Функция ночного сторожа
– Есть соблазн счесть, что мы просто меняем боеголовки на газовую трубу – а ответ миру мы даем тот же, что и двадцать лет назад. На самом деле речь, если я правильно понимаю, уже о другом типе государства. Насколько эта объективность соотносится с той реактивностью, которую мы наблюдаем?
– Мы видели уничтожение ЮКОСа. И ждали, что обязательно будет продолжение. На «Вымпелком» наезд был уже готов, и я могу напомнить вам другие примеры. Но в какой-то момент все притормозилось. Власть ощутила реакцию, и она поняла, что эта реакция как внутри страны, так и за рубежом будет неприятная. Начали падать темпы экономического роста, стала расти инфляция. Власть никогда не признавала, что эти явления каким-то образом связаны с наездом на крупный бизнес. Реально же главная причина в том, что действия государства привели к подавлению деловой активности. Бизнес стал менее агрессивным, он забеспокоился, спрятался в скорлупку. Все планы удвоения ВВП вылетели в трубу, хотя на самом деле были реальны. Ведь была исключительно благоприятная ситуация: новая, молодая рыночная экономика с возможностью колоссальных вложений капиталов, высокая активность бизнеса, который был готов брать деньги и реализовать их в разных проектах. Наконец, огромный поток денег от продажи нефти, который поступает в российские банки и может быть предоставлен в виде кредитов, инвестиций в ценные бумаги или в долговые облигации, акции и так далее.
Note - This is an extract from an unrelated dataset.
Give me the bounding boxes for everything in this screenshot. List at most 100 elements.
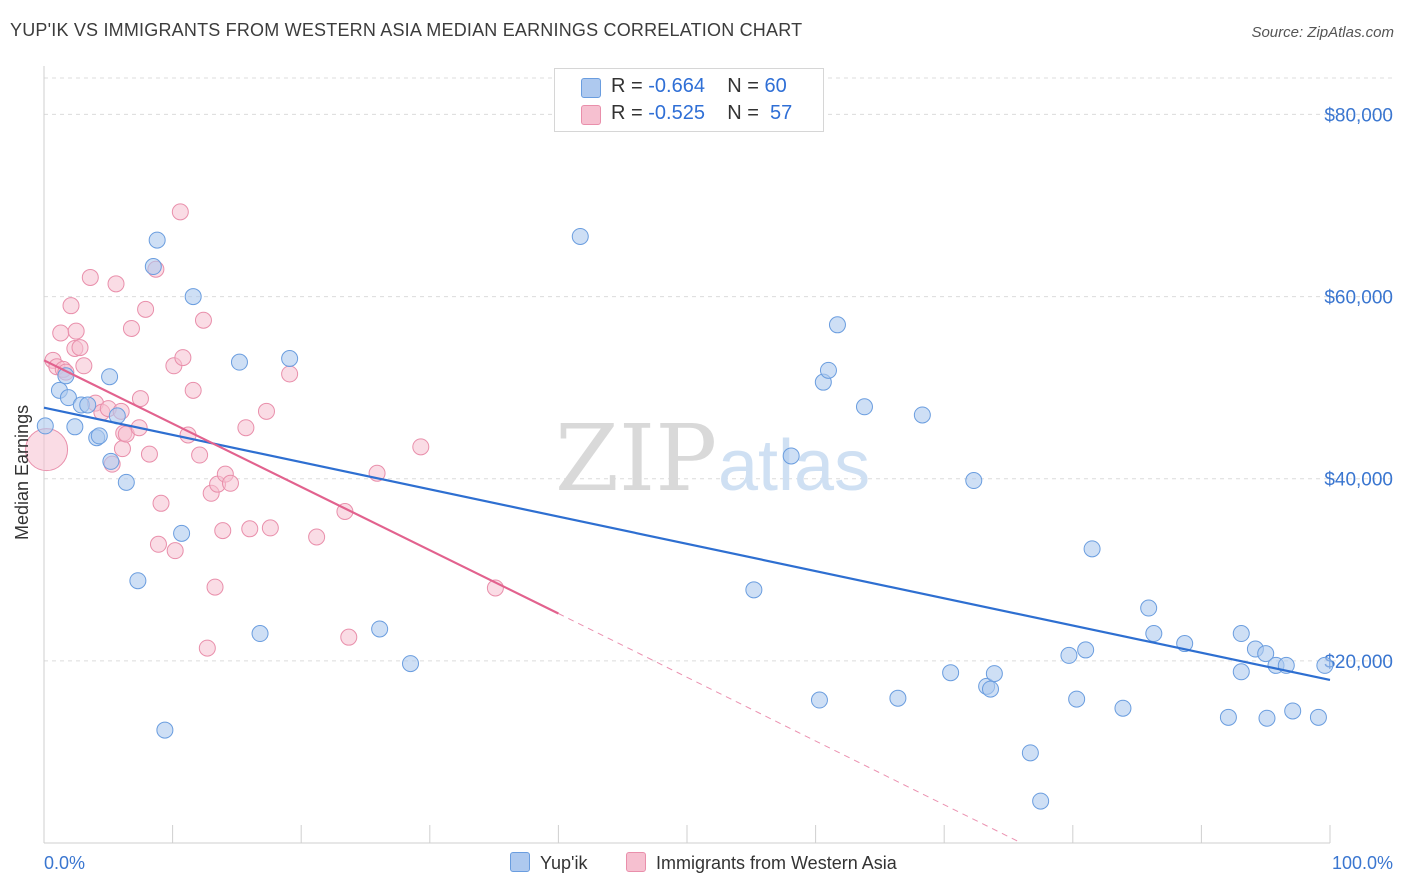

Это просто дар божий, гораздо более крупный, чем газовое месторождение в Уренгое или нефтяные скважины. Не использовать это – надо иметь особый талант. Мы могли бы иметь и 10, и 12 процентов роста в год, только надо было, чтобы государство не мешало. Оно должно было выполнять свою первую, самую главную функцию – ночного сторожа. Она заключается в том, чтобы гарантировать выполнение законодательства, контрактных обязательств – и все! То есть оно, конечно, должно еще много всего делать, но если эти функции выполняются, то и у бизнеса, у людей, которые связаны с бизнесом, появляется уверенность. Нефть, конечно, само собой, но Россия – это же чистое поле для бизнеса в некотором роде. Представьте себе, что вы бизнесмен. Вы приходите, сначала вы не разбираетесь тут ни в чем, потом вы занимаетесь каким-то бизнесом и, например, вдруг обнаруживаете, что в России не собирают мусор. Вернее, есть на город одно муниципальное предприятие, а никакое частное предприятие этим не занимается. Никто рекламу не делает, никто ничего не организует. Займитесь! Хотя бы даже у города этого возьмите подряд и займитесь этим бизнесом!
Птица-феникс не возвращается
– Но все, что вы говорите, было актуальным году в 2000-м, может, в 2001-м. Сейчас уже возврата к этому нет.
– Они не могут признать, что сами это устроили. Но они стали отыгрывать назад. Президент дал команду смягчить условия налогового администрирования, прекратить налоговый терроризм. Он чего-то еще обещал бизнесу, и в течение последних полутора лет уже серьезных наездов не было. Но есть другие формы давления. Купили «Сибнефть» у Абрамовича, а не отняли. Уже хорошо. «Роснефть» хочет выйти на IPO. Немного другая политика, она изменилась. И сразу результат: с середины прошлого года пошло оживление. Да, те возможности, которые были, упущены. Упустили птицу-феникс, она больше не вернется. Так как вы могли нарастить экономику в 2003-м, вы уже не нарастите.
– А выращивать новую птицу-феникс? Вот предположим, власть решила переродиться. Если мы хотя бы теоретически заподозрим в этом власть, возможна ли вторая попытка?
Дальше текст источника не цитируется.